Er is eveneens steeds voorzien in een inhaalrust. Artikel 9bis van de wet van 12 april 1965 bepaalt dat het normale loon wordt uitbetaald op het ogenblik dat de inhaalrust wordt genomen. Het overurenloon wordt betaald bij de uitbetaling van de lonen voor de periode waarin de overuren gepresteerd zijn.

Hieruit volgt dat de impact op de werkbonus beperkt zal zijn, aangezien de uitbetaling van het gewone loon gekoppeld blijft aan de periode waarin de inhaalrust wordt genomen.

De impact is wel ingrijpender indien de overuren niet moeten worden ingehaald. Dit kan echter alleen in een beperkt aantal gevallen, namelijk bij overuren wegens een tijdelijke vermeerdering van het werk en wegens onvoorziene noodzakelijkheid, waarbij het de individuele keuze van de werknemer is om deze inhaalrust niet op te nemen. Ook in geval van overuren wegens overmacht dient de inhaalrust niet opgenomen te worden.

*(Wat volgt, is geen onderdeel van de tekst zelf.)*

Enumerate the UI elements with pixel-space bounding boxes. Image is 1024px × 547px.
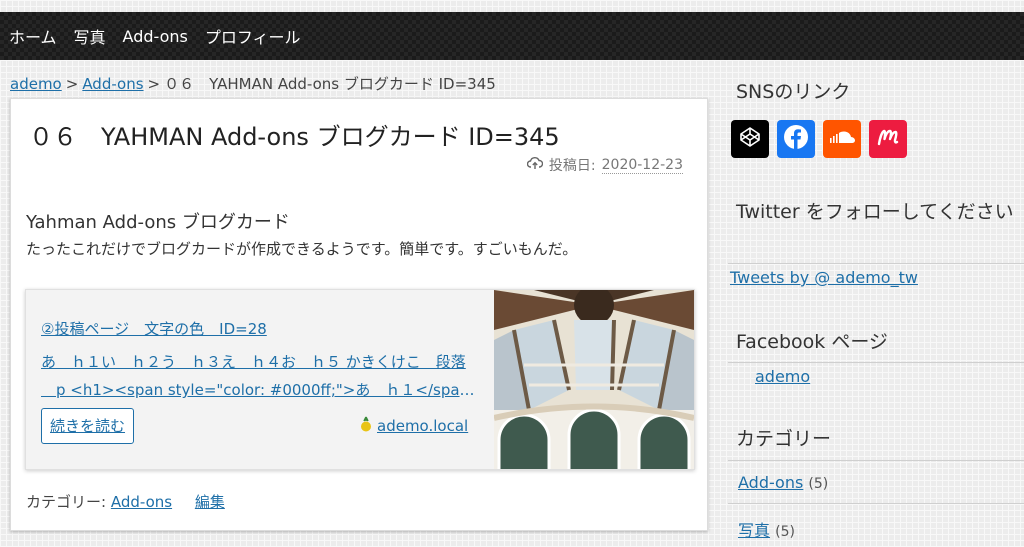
twitter-widget-title: Twitter をフォローしてください [736,201,1014,223]
category-count: (5) [808,476,829,492]
facebook-widget-title: Facebook ページ [736,331,888,353]
soundcloud-link[interactable] [823,120,861,158]
divider [728,460,1024,461]
category-item-link[interactable]: Add-ons [738,473,803,492]
categories-widget-title: カテゴリー [736,428,832,450]
nav-item-home[interactable]: ホーム [9,24,57,48]
nav-item-profile[interactable]: プロフィール [205,24,301,48]
category-item: 写真 (5) [738,517,795,541]
category-link[interactable]: Add-ons [111,493,172,511]
facebook-page-link[interactable]: ademo [755,367,810,386]
sns-links [731,120,907,158]
article-card: ０６ YAHMAN Add-ons ブログカード ID=345 投稿日: 202… [10,98,708,531]
breadcrumb: ademo > Add-ons >０６ YAHMAN Add-ons ブログカード I… [10,73,496,94]
breadcrumb-current: ０６ YAHMAN Add-ons ブログカード ID=345 [164,75,496,93]
facebook-icon [783,124,809,154]
meetup-icon [876,127,900,151]
category-item: Add-ons (5) [738,473,828,492]
sidebar: SNSのリンク Twitter をフォローしてください Tweets by @ … [728,0,1024,547]
breadcrumb-category-link[interactable]: Add-ons [82,75,143,93]
twitter-timeline-link[interactable]: Tweets by @ ademo_tw [730,268,918,287]
codepen-icon [739,126,761,152]
posted-label: 投稿日: [548,158,596,174]
nav-item-addons[interactable]: Add-ons [123,27,188,46]
pineapple-favicon-icon [359,416,373,436]
article-title: ０６ YAHMAN Add-ons ブログカード ID=345 [29,123,560,151]
posted-date: 2020-12-23 [601,156,683,174]
divider [728,263,1024,264]
category-label: カテゴリー: [26,493,107,511]
facebook-link[interactable] [777,120,815,158]
article-subtitle: Yahman Add-ons ブログカード [26,212,290,233]
category-item-link[interactable]: 写真 [738,521,770,540]
divider [728,503,1024,504]
breadcrumb-separator: > [147,75,161,93]
blog-card-excerpt[interactable]: あ ｈ１い ｈ２う ｈ３え ｈ４お ｈ５ かきくけこ 段落 p <h1><spa… [41,348,481,404]
blog-card-title-link[interactable]: ②投稿ページ 文字の色 ID=28 [41,318,267,339]
meetup-link[interactable] [869,120,907,158]
article-body: たったこれだけでブログカードが作成できるようです。簡単です。すごいもんだ。 [26,240,578,258]
breadcrumb-separator: > [65,75,79,93]
article-footer: カテゴリー: Add-ons 編集 [26,491,225,512]
blog-card-site: ademo.local [359,416,468,436]
blog-card-site-link[interactable]: ademo.local [377,417,468,435]
nav-item-photos[interactable]: 写真 [74,24,106,48]
blog-card: ②投稿ページ 文字の色 ID=28 あ ｈ１い ｈ２う ｈ３え ｈ４お ｈ５ か… [25,289,695,470]
divider [728,362,1024,363]
soundcloud-icon [828,129,856,149]
breadcrumb-home-link[interactable]: ademo [10,75,62,93]
blog-card-excerpt-line: p <h1><span style="color: #0000ff;">あ ｈ１… [41,381,481,399]
blog-card-excerpt-line: あ ｈ１い ｈ２う ｈ３え ｈ４お ｈ５ かきくけこ 段落 [41,353,466,371]
blog-card-thumbnail[interactable] [494,290,694,469]
post-meta: 投稿日: 2020-12-23 [526,155,683,175]
edit-link[interactable]: 編集 [195,493,225,511]
codepen-link[interactable] [731,120,769,158]
category-count: (5) [775,524,795,540]
sns-widget-title: SNSのリンク [736,81,851,103]
cloud-upload-icon [526,156,544,174]
read-more-button[interactable]: 続きを読む [41,408,135,444]
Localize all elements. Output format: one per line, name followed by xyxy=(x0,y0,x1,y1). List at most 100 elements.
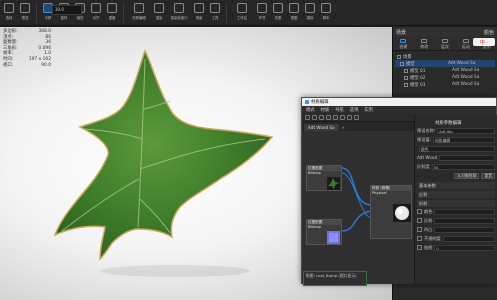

De uitbetaling van het overurenloon zal inderdaad het brutoloon optrekken waardoor een stuk werkbonus verloren gaat. Deze problematiek kan aangepakt worden door de sociale partners in het kader van het volgende IPA, gelijktijdig met de behandeling van de algemene problematiek aangaande overuren en de werkloosheidsvallen.

Mevrouw Nahima Lanjri (CD&V-N-VA). - Ik begrijp dat er nog geen pasklaar antwoord is en dat de minister in feite aan de sociale partners vraagt een oplossing te zoeken tijdens het overleg over het volgende IPA in het kader van de discussie over de overuren en het wegwerken van de werkloosheidsvallen. Ik zal dit dan ook zo meedelen aan de steden en gemeenten die daarmee worden geconfronteerd. We wachten met spanning af welke oplossing uit de bus komt. Er zijn namelijk heel wat mensen die geconfronteerd worden met werkloosheidsvallen, niet alleen bij de steden en gemeenten en bij andere overheden, maar ook in de privé.